Resterebbero solo i debiti pubblici corrispondenti a creditori diversi dal sistema delle Banche Centrali.

Quanto precede comporterebbe la cancellazione dei corrispondenti titoli iscritti negli attivi delle Banche Centrali Nazionali e della Bce, ma non produrrebbe il loro fallimento se accompagnata da corrispondenti azzeramenti dei debiti verso la Bce iscritti nei passivi delle Banche Centrali Nazionali e, a monte, dei debiti per allargamento temporaneo della base monetaria iscritti nel passivo della Bce.
Questo ovviamente implicherebbe, però, la trasformazione, per corrispondente importo, dell’ampliamento della base monetaria da temporaneo (cioè come debito da cui si deve rientrare a scadenza) a definitivo.
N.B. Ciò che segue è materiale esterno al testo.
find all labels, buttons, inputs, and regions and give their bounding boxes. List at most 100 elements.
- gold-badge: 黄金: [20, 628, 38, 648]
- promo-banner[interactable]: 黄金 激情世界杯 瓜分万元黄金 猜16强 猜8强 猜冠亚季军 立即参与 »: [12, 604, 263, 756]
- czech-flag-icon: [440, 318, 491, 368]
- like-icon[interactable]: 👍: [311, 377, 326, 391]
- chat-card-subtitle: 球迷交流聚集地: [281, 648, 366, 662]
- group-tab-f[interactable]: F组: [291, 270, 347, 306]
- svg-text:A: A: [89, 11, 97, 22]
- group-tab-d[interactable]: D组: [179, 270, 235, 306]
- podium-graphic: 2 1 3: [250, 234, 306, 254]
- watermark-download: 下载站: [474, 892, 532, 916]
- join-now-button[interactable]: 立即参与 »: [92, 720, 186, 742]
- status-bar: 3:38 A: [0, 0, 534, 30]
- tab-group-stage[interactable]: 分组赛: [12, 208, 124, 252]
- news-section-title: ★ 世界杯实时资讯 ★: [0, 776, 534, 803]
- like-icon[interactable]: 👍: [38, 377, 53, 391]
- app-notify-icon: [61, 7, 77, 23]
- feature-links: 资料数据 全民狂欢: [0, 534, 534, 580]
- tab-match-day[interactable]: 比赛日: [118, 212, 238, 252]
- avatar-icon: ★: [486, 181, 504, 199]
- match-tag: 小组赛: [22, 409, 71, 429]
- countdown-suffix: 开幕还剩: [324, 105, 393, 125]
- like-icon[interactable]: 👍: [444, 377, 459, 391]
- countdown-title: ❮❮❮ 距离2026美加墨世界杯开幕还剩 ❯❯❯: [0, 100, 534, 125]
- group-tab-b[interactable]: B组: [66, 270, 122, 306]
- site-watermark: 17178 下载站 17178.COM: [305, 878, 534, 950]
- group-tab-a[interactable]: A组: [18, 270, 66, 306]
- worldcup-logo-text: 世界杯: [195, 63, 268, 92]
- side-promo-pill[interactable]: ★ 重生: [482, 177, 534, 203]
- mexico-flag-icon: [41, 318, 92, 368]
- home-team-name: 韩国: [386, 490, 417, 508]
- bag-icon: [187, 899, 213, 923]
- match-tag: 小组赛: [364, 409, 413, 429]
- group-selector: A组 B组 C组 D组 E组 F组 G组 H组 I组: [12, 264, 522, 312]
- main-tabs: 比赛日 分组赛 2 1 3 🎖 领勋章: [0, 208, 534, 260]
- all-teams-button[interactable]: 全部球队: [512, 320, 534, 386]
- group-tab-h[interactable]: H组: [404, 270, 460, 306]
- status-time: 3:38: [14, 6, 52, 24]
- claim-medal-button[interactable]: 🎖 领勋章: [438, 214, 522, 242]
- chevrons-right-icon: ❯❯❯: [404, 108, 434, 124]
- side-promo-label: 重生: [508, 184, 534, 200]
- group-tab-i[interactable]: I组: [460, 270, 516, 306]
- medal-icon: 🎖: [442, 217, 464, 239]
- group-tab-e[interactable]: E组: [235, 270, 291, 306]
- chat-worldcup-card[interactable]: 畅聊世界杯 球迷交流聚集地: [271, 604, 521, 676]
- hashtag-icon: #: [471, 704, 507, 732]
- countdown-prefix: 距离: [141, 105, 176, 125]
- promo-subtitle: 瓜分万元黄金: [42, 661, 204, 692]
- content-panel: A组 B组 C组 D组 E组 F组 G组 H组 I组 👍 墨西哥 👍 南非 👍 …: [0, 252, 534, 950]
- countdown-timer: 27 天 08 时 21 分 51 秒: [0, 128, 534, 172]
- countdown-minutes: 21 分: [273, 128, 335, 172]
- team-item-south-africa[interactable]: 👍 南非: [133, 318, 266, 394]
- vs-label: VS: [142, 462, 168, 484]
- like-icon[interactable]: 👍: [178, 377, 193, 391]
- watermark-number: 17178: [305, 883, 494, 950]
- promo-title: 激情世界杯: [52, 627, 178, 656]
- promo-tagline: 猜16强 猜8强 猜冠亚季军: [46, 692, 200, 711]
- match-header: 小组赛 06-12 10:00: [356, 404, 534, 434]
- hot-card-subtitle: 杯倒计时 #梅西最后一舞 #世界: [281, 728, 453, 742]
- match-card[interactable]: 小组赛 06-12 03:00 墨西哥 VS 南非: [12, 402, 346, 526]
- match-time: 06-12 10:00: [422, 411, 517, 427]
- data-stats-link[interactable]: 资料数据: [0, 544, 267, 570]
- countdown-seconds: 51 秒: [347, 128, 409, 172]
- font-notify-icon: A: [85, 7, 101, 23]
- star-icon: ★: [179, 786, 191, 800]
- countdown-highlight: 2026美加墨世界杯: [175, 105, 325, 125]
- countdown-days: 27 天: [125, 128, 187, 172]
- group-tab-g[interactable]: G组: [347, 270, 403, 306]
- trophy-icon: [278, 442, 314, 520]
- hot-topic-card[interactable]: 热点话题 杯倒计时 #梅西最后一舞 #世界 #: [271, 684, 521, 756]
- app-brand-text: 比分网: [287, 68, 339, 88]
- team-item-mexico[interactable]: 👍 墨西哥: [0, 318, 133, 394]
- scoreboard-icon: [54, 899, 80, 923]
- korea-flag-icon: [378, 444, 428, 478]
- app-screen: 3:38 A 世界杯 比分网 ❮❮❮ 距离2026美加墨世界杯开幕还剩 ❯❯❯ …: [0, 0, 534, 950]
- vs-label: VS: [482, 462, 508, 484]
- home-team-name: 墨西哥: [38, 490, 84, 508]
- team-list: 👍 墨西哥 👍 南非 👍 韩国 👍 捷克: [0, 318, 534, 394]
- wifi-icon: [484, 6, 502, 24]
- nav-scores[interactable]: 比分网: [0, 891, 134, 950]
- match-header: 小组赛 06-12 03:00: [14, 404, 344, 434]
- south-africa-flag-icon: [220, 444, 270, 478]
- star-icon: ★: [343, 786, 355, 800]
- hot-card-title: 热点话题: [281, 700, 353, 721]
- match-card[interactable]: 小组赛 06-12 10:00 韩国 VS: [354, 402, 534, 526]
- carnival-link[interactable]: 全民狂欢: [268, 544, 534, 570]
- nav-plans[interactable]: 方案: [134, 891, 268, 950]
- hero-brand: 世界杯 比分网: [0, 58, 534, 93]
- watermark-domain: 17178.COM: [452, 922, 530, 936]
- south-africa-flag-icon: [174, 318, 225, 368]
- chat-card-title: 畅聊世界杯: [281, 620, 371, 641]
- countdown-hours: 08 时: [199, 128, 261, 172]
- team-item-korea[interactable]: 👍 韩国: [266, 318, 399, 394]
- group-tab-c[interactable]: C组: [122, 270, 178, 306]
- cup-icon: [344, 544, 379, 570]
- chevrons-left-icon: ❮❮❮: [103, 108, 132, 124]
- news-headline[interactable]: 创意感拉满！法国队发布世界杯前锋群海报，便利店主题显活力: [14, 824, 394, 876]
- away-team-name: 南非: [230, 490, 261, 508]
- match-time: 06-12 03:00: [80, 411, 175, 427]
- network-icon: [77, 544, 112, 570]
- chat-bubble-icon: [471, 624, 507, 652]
In altre parole, a stock di ricchezza invariato, si avrebbe un aumento del numero di unità di misura di quella sottostante ricchezza, cioè la moneta, con quel che ne consegue in termini di riduzione del valore unitario della moneta stessa, ivi compresa quella già in circolazione e in possesso di tutti i soggetti diversi dall’unico che, da questa operazione, beneficia di un vantaggio “concentrato” di gran lunga superiore allo svantaggio “spalmato su tutti”: lo Stato.
L’attribuzione delle politiche monetarie ad autorità che siano diverse e indipendenti da quelle che governano lo Stato e lo strumento del debito pubblico, per dare luogo, all’occorrenza, a doverose politiche monetarie espansive da parte dello Stato, senza però incidere in modo irreversibile sulla ricchezza finanziaria privata dei cittadini, costituiscono presidi legittimamente invisi a chi, non disponendo di ricchezza finanziaria alcuna, vede nella monetizzazione del debito pubblico soltanto opportunità e nessun rischio.

Da questo punto di vista, è abbastanza fisiologico che questo tipo di scelte possano esercitare un certo fascino in quegli ambienti politici la cui visione affonda le proprie radici storiche nella difesa del proletariato, piuttosto che della piccola e grande borghesia.
È invece alquanto patologico che questo tipo di scelte possano esercitare il medesimo fascino su chi possiede qualche risparmio da parte e su chi afferma di voler fare gli interessi del ceto medio e produttivo di una determinata comunità nazionale.